We have just got home from Killaloe, and mean to remain here all through the summer. After leaving your sisters this house seems so desolate; but I shall have the more time to think of you. I have been reading Tennyson, as you told me, and I fancy that I could in truth be a Mariana here, if it were not that I am so quite certain that you will come;—and that makes all the difference in the world in a moated grange. Last night I sat at the window and tried to realise what I should feel if you were to tell me that you did not want me; and I got myself into such an ecstatic state of mock melancholy that I cried for half an hour. But when one has such a real living joy at the back of one’s romantic melancholy, tears are very pleasant;— they water and do not burn.
I must tell you about them all at Killaloe. They certainly are very unhappy at the idea of your resigning. Your father says very little, but I made him own that to act as you are acting for the sake of principle is very grand. I would not leave him till he had said so, and he did say it. Dear Mrs. Finn does not understand it as well, but she will do so. She complains mostly for my sake, and when I tell her that I will wait twenty years if it is necessary, she tells me I do not know what waiting means. But I will,—and will be happy, and will never really think myself a Mariana. Dear, dear, dear Phineas, indeed I won’t. The girls are half sad and half proud. But I am wholly proud, and know that you are doing just what you ought to do. I shall think more of you as a man who might have been a Prime Minister than if you were really sitting in the Cabinet like Lord Cantrip. As for mamma, I cannot make her quite understand it. She merely says that no young man who is going to be married ought to resign anything. Dear mamma;—sometimes she does say such odd things.

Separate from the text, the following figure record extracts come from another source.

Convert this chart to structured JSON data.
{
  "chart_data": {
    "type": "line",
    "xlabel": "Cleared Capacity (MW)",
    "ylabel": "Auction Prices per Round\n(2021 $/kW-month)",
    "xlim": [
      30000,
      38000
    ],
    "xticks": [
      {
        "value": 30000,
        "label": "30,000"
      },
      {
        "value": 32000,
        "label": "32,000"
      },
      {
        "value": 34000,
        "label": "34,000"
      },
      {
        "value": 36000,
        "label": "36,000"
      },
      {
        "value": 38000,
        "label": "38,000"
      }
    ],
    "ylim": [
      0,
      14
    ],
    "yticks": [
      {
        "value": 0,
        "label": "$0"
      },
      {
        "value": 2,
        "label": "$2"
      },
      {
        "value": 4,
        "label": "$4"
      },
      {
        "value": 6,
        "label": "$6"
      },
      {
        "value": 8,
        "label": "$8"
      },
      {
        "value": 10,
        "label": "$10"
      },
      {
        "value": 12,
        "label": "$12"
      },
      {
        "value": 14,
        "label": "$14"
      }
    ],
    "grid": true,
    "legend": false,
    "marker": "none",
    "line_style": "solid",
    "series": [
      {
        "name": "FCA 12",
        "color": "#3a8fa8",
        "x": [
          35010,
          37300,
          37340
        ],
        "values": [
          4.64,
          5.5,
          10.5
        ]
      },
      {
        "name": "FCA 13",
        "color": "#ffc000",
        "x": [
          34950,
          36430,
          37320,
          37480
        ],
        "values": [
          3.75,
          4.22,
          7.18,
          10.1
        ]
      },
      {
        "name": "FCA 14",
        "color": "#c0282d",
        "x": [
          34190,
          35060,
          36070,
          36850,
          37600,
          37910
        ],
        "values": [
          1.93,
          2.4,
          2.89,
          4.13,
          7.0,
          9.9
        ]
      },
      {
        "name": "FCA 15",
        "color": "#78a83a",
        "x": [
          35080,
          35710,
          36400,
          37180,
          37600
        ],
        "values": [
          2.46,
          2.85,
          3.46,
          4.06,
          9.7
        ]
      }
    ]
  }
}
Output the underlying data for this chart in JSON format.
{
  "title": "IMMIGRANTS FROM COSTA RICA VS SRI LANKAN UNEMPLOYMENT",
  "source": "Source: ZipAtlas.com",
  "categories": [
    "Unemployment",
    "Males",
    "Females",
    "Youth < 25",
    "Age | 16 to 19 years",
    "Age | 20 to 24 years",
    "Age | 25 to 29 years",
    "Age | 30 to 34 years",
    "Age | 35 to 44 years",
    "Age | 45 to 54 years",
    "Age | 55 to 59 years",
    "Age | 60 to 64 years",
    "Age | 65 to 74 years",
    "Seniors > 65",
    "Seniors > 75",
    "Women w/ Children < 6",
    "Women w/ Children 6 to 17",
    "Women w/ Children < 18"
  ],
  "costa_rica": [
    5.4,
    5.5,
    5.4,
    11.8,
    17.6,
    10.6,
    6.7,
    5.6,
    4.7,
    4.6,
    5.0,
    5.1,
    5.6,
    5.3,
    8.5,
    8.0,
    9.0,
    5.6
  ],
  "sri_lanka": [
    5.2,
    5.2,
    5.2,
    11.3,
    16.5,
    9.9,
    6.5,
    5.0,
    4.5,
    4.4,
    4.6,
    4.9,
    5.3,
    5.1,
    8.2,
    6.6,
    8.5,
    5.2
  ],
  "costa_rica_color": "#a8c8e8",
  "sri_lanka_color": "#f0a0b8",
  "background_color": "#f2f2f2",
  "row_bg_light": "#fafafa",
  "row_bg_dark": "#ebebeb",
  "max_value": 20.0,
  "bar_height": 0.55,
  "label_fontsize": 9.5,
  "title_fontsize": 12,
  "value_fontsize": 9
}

You told me to tell you everything, and so I have. I talk to some of the people here, and tell them what they might do if they had tenant-right. One old fellow, Mike Dufferty,—I don’t know whether you remember him,—asked if he would have to pay the rent all the same. When I said certainly he would, then he shook his head. But as you said once, when we want to do good to people one has no right to expect that they should understand it. It is like baptizing little infants.
I got both your notes;—seven words in one, Mr. Under-Secretary, and nine in the other! But the one little word at the end was worth a whole sheet full of common words. How nice it is to write letters without paying postage, and to send them about the world with a grand name in the corner. When Barney brings me one he always looks as if he didn’t know whether it was a love letter or an order to go to Botany Bay. If he saw the inside of them, how short they are, I don’t think he’d think much of you as a lover nor yet as an Under-Secretary.